Sunday, July 28, 2013

Pitching duel or slugfest?

In order to show their baseball knowledge many baseball fans will say: pitching duel, pretending that a game with little action is preferable to a game with lots of action.  Let's consider game seven of two World Series each of which was decided by one run in the bottom of the ninth: 1960 and 2001.

Thursday, October 13, 1960, Forbes Field
Attendance: 36,683, Time of Game: 2:36 (156 minutes)
Pittsburgh 10, Yankees 9  Pirates led by 4 after 2, Yanks by 3 mid 8th, Pirates by 2 top 9th.

Sunday, November 4, 2001, Bank One Ballpark
Attendance: 49,589, Time of Game: 3:20 (200 minutes)
Arizona 3, Yankees 2.  Neither team led by more than one.

Right off the slugfest has an edge: time.  Forty-four fewer minutes to score four times as many runs:
1960 8.2 minutes per run
2001 40 minutes per run

Number of pitchers, pitches, batters faced:
1960 9, 254, 77
2001 6, 267, 71

Yikes.  More pitches in the pitching duel and almost as many batters faced.

Strike outs and walks:
1960 0, 5
2001 23, 1

Bobby Richardson 1960 WS MVP set RBI records
via Wikimedia Commons
OK, this is a bit loaded, given the 41 year gap between the games and devolution of baseball into a slow motion mess culminating with the regime of Allan Huber "Bud" Selig, commissioner of the Major Baseball League (MBL).  It's also a bit unfair to compare a game played by Mickey Mantle and Yogi Berra and one played by ...
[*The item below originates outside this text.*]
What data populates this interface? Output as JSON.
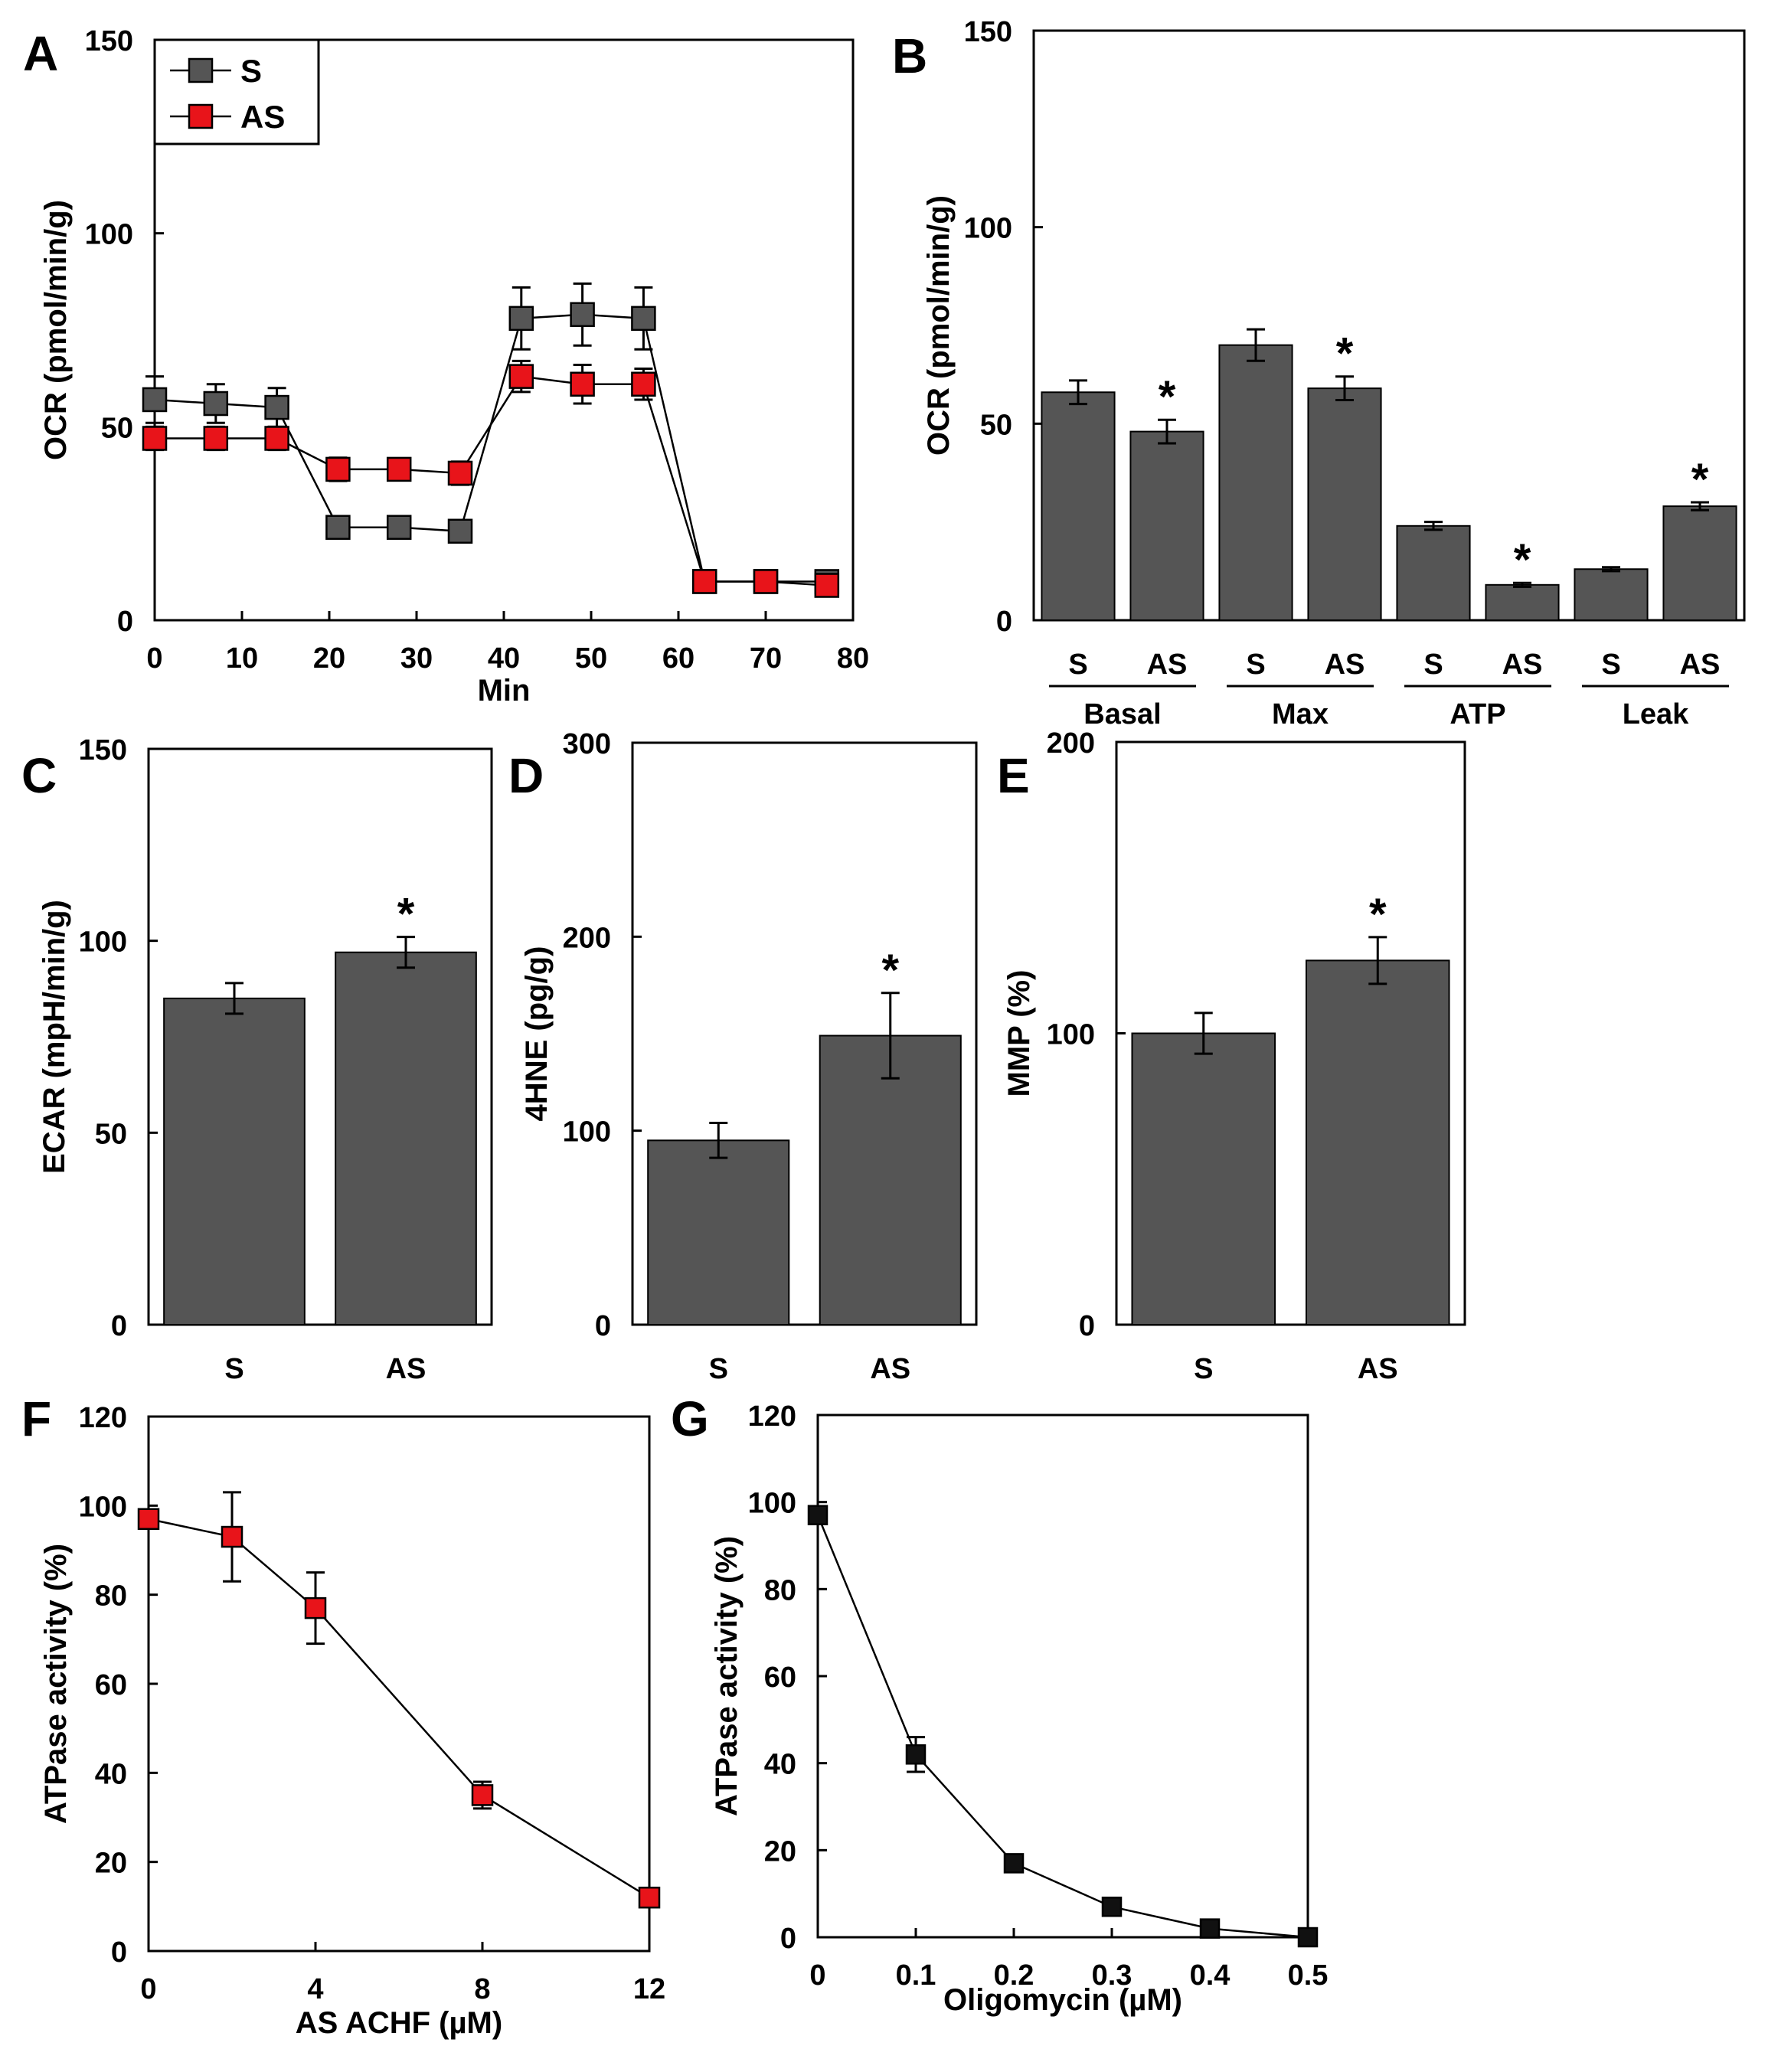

The 1960 game ended when Ralph Terry, who had gotten the last out in the 8th inning, gave up a home run to Bill Mazeroski leading off the bottom of the 9th breaking a 9-9 tie.  Left fielder Yogi Berra was the closest fielder to the ball as it landed in the stands.  It was the 24th hit of the game.

The 2001 game ended when Mariano Rivera was asked to pitch a second inning, having already pitched the 8th.  Rivera retired only one batter in the 9th and that was on an unsuccessful attempt at a sacrifice bunt.  In the 8th and 9th innings Rivera wound up throwing a whopping 28 pitches!  No wonder he got tired.  The winning hit was a bloop single by Luis Gonzalez (57 homers in 609 at bats that season) over the drawn in infield.  Shortstop Derek Jeter was the closest fielder as the ball floated into very short center field.  It was the 15th hit of the game.

Rivera blew both the save and the game in the same inning.  That may be the only time that ever happened in a World Series game seven.  It's certainly the biggest blown save in baseball history.  You live by the 9th inning, you die by the 9th inning.

So which game would you have preferred attending?  That should be a rhetorical question.

2 comments:

Unknown said...

fans prefer close games... fewer runs mean a better chance of a close game.

Kenneth Matinale said...

So what, hockey is more interesting than basketball?